Now Richard is doing some of his best work to date in a film that is really "about" something -- Wall Street malfeasance, ambition, hard work, illusions of well being, infidelity to ideals, children and wives.
I enjoyed
Arbitrage
-- which seems loosely inspired by the infamous Bernie Maddoff case- -- from beginning to end. Here's a modern story with an actual plot and Richard Gere is much more attractive -- and getting away with a lot more -- than the real Bernie Madoff.
- Here's a good thing about both films mentioned above. The wife in each story is played by none other than Susan Sarandon. In one, she is quietly appealing, charmingly human , open and welcoming as a librarian presiding over the liquidation of actual printed books and paper.

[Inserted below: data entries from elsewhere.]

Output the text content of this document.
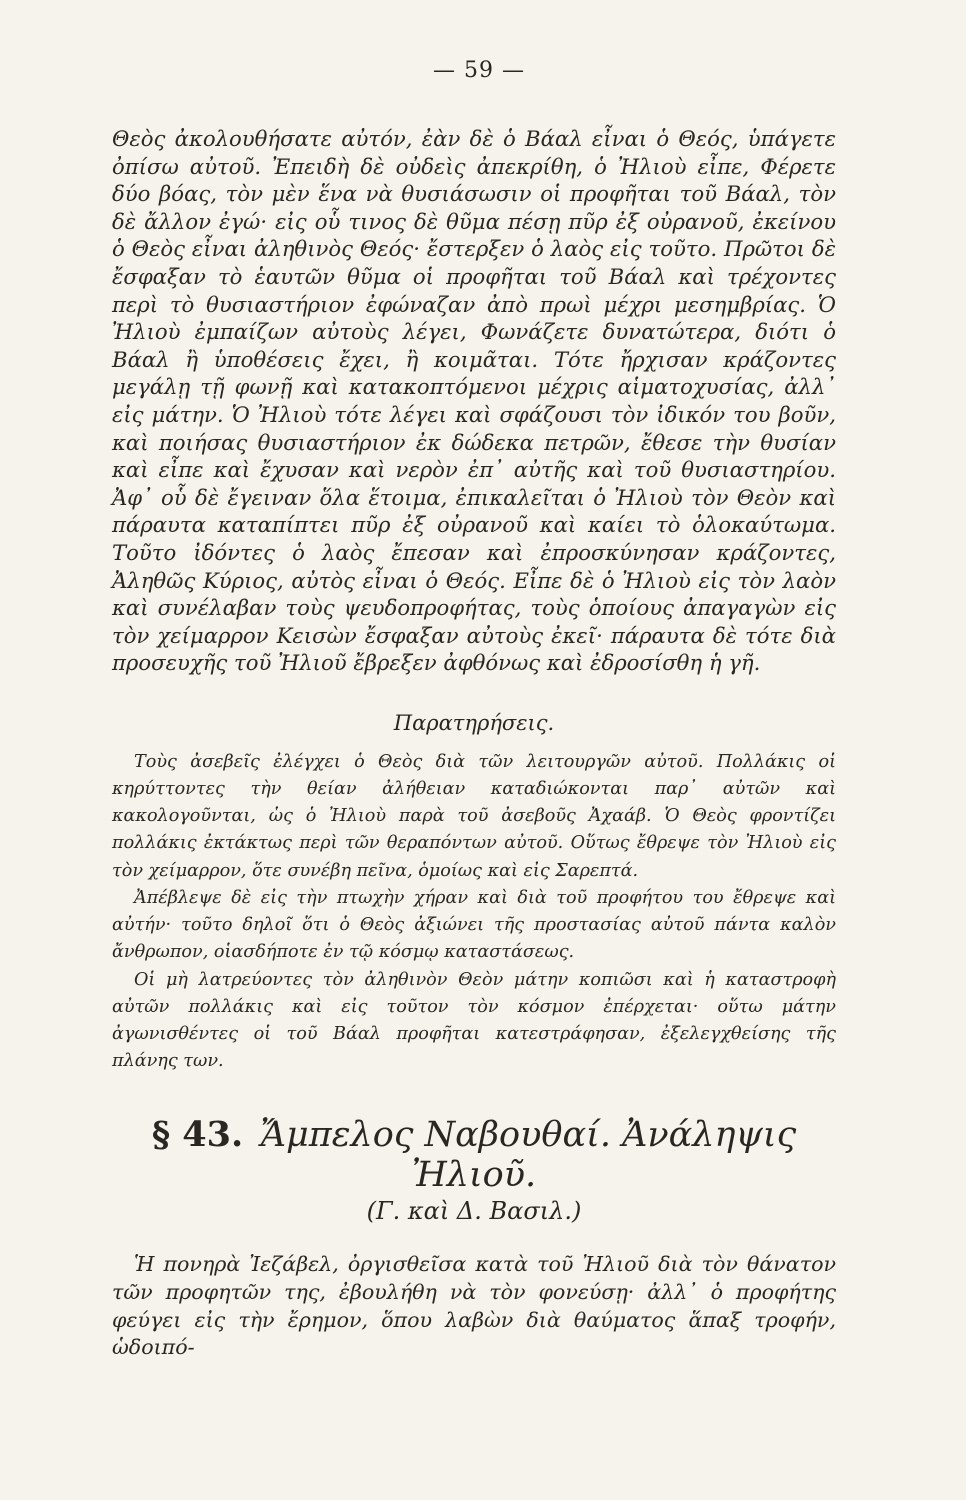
— 59 —

Θεὸς ἀκολουθήσατε αὐτόν, ἐὰν δὲ ὁ Βάαλ εἶναι ὁ Θεός, ὑπάγετε ὀπίσω αὐτοῦ. Ἐπειδὴ δὲ οὐδεὶς ἀπεκρίθη, ὁ Ἠλιοὺ εἶπε, Φέρετε δύο βόας, τὸν μὲν ἕνα νὰ θυσιάσωσιν οἱ προφῆται τοῦ Βάαλ, τὸν δὲ ἄλλον ἐγώ· εἰς οὗ τινος δὲ θῦμα πέσῃ πῦρ ἐξ οὐρανοῦ, ἐκείνου ὁ Θεὸς εἶναι ἀληθινὸς Θεός· ἔστερξεν ὁ λαὸς εἰς τοῦτο. Πρῶτοι δὲ ἔσφαξαν τὸ ἑαυτῶν θῦμα οἱ προφῆται τοῦ Βάαλ καὶ τρέχοντες περὶ τὸ θυσιαστήριον ἐφώναζαν ἀπὸ πρωὶ μέχρι μεσημβρίας. Ὁ Ἠλιοὺ ἐμπαίζων αὐτοὺς λέγει, Φωνάζετε δυνατώτερα, διότι ὁ Βάαλ ἢ ὑποθέσεις ἔχει, ἢ κοιμᾶται. Τότε ἤρχισαν κράζοντες μεγάλῃ τῇ φωνῇ καὶ κατακοπτόμενοι μέχρις αἱματοχυσίας, ἀλλ᾽ εἰς μάτην. Ὁ Ἠλιοὺ τότε λέγει καὶ σφάζουσι τὸν ἰδικόν του βοῦν, καὶ ποιήσας θυσιαστήριον ἐκ δώδεκα πετρῶν, ἔθεσε τὴν θυσίαν καὶ εἶπε καὶ ἔχυσαν καὶ νερὸν ἐπ᾽ αὐτῆς καὶ τοῦ θυσιαστηρίου. Ἀφ᾽ οὗ δὲ ἔγειναν ὅλα ἕτοιμα, ἐπικαλεῖται ὁ Ἠλιοὺ τὸν Θεὸν καὶ πάραυτα καταπίπτει πῦρ ἐξ οὐρανοῦ καὶ καίει τὸ ὁλοκαύτωμα. Τοῦτο ἰδόντες ὁ λαὸς ἔπεσαν καὶ ἐπροσκύνησαν κράζοντες, Ἀληθῶς Κύριος, αὐτὸς εἶναι ὁ Θεός. Εἶπε δὲ ὁ Ἠλιοὺ εἰς τὸν λαὸν καὶ συνέλαβαν τοὺς ψευδοπροφήτας, τοὺς ὁποίους ἀπαγαγὼν εἰς τὸν χείμαρρον Κεισὼν ἔσφαξαν αὐτοὺς ἐκεῖ· πάραυτα δὲ τότε διὰ προσευχῆς τοῦ Ἠλιοῦ ἔβρεξεν ἀφθόνως καὶ ἐδροσίσθη ἡ γῆ.

Παρατηρήσεις.

Τοὺς ἀσεβεῖς ἐλέγχει ὁ Θεὸς διὰ τῶν λειτουργῶν αὐτοῦ. Πολλάκις οἱ κηρύττοντες τὴν θείαν ἀλήθειαν καταδιώκονται παρ᾽ αὐτῶν καὶ κακολογοῦνται, ὡς ὁ Ἠλιοὺ παρὰ τοῦ ἀσεβοῦς Ἀχαάβ. Ὁ Θεὸς φροντίζει πολλάκις ἐκτάκτως περὶ τῶν θεραπόντων αὐτοῦ. Οὕτως ἔθρεψε τὸν Ἠλιοὺ εἰς τὸν χείμαρρον, ὅτε συνέβη πεῖνα, ὁμοίως καὶ εἰς Σαρεπτά.

Ἀπέβλεψε δὲ εἰς τὴν πτωχὴν χήραν καὶ διὰ τοῦ προφήτου του ἔθρεψε καὶ αὐτήν· τοῦτο δηλοῖ ὅτι ὁ Θεὸς ἀξιώνει τῆς προστασίας αὐτοῦ πάντα καλὸν ἄνθρωπον, οἱασδήποτε ἐν τῷ κόσμῳ καταστάσεως.

Οἱ μὴ λατρεύοντες τὸν ἀληθινὸν Θεὸν μάτην κοπιῶσι καὶ ἡ καταστροφὴ αὐτῶν πολλάκις καὶ εἰς τοῦτον τὸν κόσμον ἐπέρχεται· οὕτω μάτην ἀγωνισθέντες οἱ τοῦ Βάαλ προφῆται κατεστράφησαν, ἐξελεγχθείσης τῆς πλάνης των.

§ 43. Ἄμπελος Ναβουθαί. Ἀνάληψις Ἠλιοῦ.
(Γ. καὶ Δ. Βασιλ.)

Ἡ πονηρὰ Ἰεζάβελ, ὀργισθεῖσα κατὰ τοῦ Ἠλιοῦ διὰ τὸν θάνατον τῶν προφητῶν της, ἐβουλήθη νὰ τὸν φονεύσῃ· ἀλλ᾽ ὁ προφήτης φεύγει εἰς τὴν ἔρημον, ὅπου λαβὼν διὰ θαύματος ἅπαξ τροφήν, ὡδοιπό-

In the second film, Susan is a chic, tough-minded and surprisingly tolerant betrayed soul who is determined to "get even" in the end. She does. She is magnificent in both movies.
- ANOTHER FACET of Arbitrage that I loved was seeing my friend, the editor of Vanity Fair, Graydon Carter, playing an important role. With his white fly-away hair and his carefully delineated performance of a withholding high-finance guy, he is stellar and proves he can act with the best of them.

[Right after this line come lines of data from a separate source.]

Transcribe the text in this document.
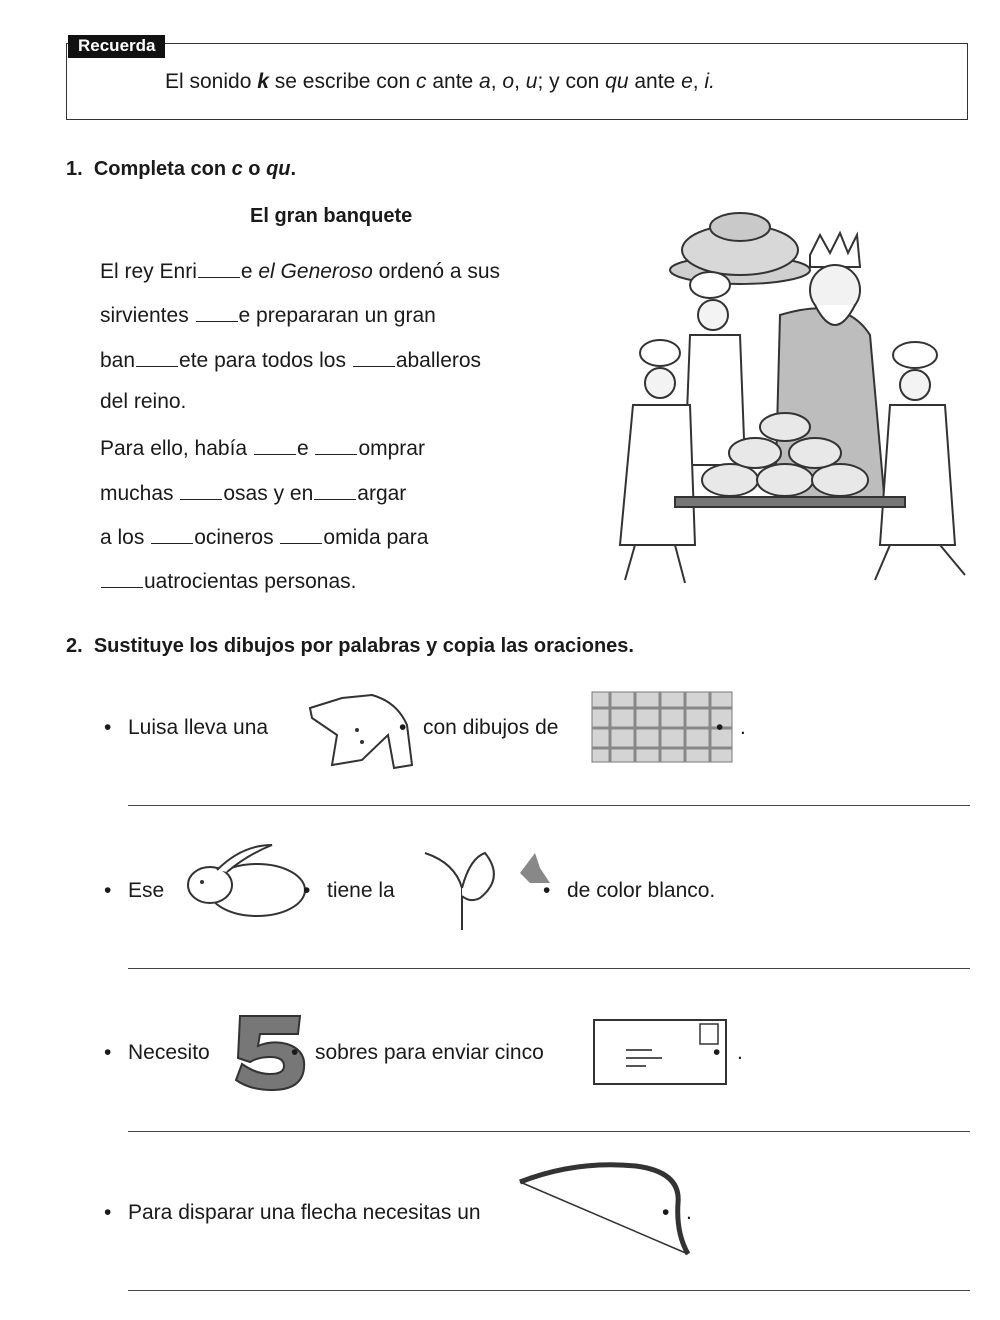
Recuerda
El sonido k se escribe con c ante a, o, u; y con qu ante e, i.
1. Completa con c o qu.
El gran banquete
El rey Enri e el Generoso ordenó a sus
sirvientes e prepararan un gran
ban ete para todos los aballeros
del reino.
Para ello, había e omprar
muchas osas y en argar
a los ocineros omida para
uatrocientas personas.
2. Sustituye los dibujos por palabras y copia las oraciones.
• Luisa lleva una	• con dibujos de	• .
• Ese	• tiene la	• de color blanco.
• Necesito	• sobres para enviar cinco	• .
• Para disparar una flecha necesitas un	• .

He didn't have to "act" like a good guy; his real character showed through. Graydon is a man in love with his wife and children and I thought in a money-mad movie, his plus virtues of good-humor and quicksilver decisions were very much in evidence. Also, he looks like a character nobody could make up.
- I was desperate when I went to see The Bourne Legacy, wondering what they could possibly do for an encore based on a rogue CIA operative who nobody can seem to kill in the many over-lapping government secret agencies set up for espionage. (In these enclaves, nobody knows what anybody else is doing, everyone is quite adequately paranoid and ruthless. This, in itself, is plenty scary without special effects!)
But the newcomer rebel, Jeremy Renner, and his surprised-upon doctor researcher Rachel Weisz make excellent protagonists against the powers that be.
The plot is so convoluted that you have to follow closely the secretive people who are inventing drugs -- in pill form -- for super-human stamina and intelligence, making mistakes that kill their own agents, enabling someone to launch himself across an impossible icy chasm, chasing their own operatives with killer drones, etc. (There is the usual killer chase on motorcycles through the crowded streets of Manila and I could have done with less of that because it is pretty unbelievable!) But what helps in this Bourne escapade, fully set up for another to follow, is the casting of fabulous actors in smaller roles -- Ed Norton, Stacy Keach, Scott Glenn, David Strathairn, Donna Murphy, Michael Chernas, Albert Finney and Joan Allen (the latter two are holdover from the previous Bourne movies.) They manage to move the plot along because they are so good, even if you seldom know which branch of what secretive government world they represent.
My favorite moment in this movie -- the hero, Mr. Renner, almost-bewildered-by-his-fate, manages to trick a wolf in Alaska in order to fake his own death. The wolf "buys" it and our leading man goes on to mayhem and the strength and cunning that his handlers have devised for him in pill form.
You have to pay attention, but it's worth it! And, I am definitely waiting for the invention of the blue pill and the green one.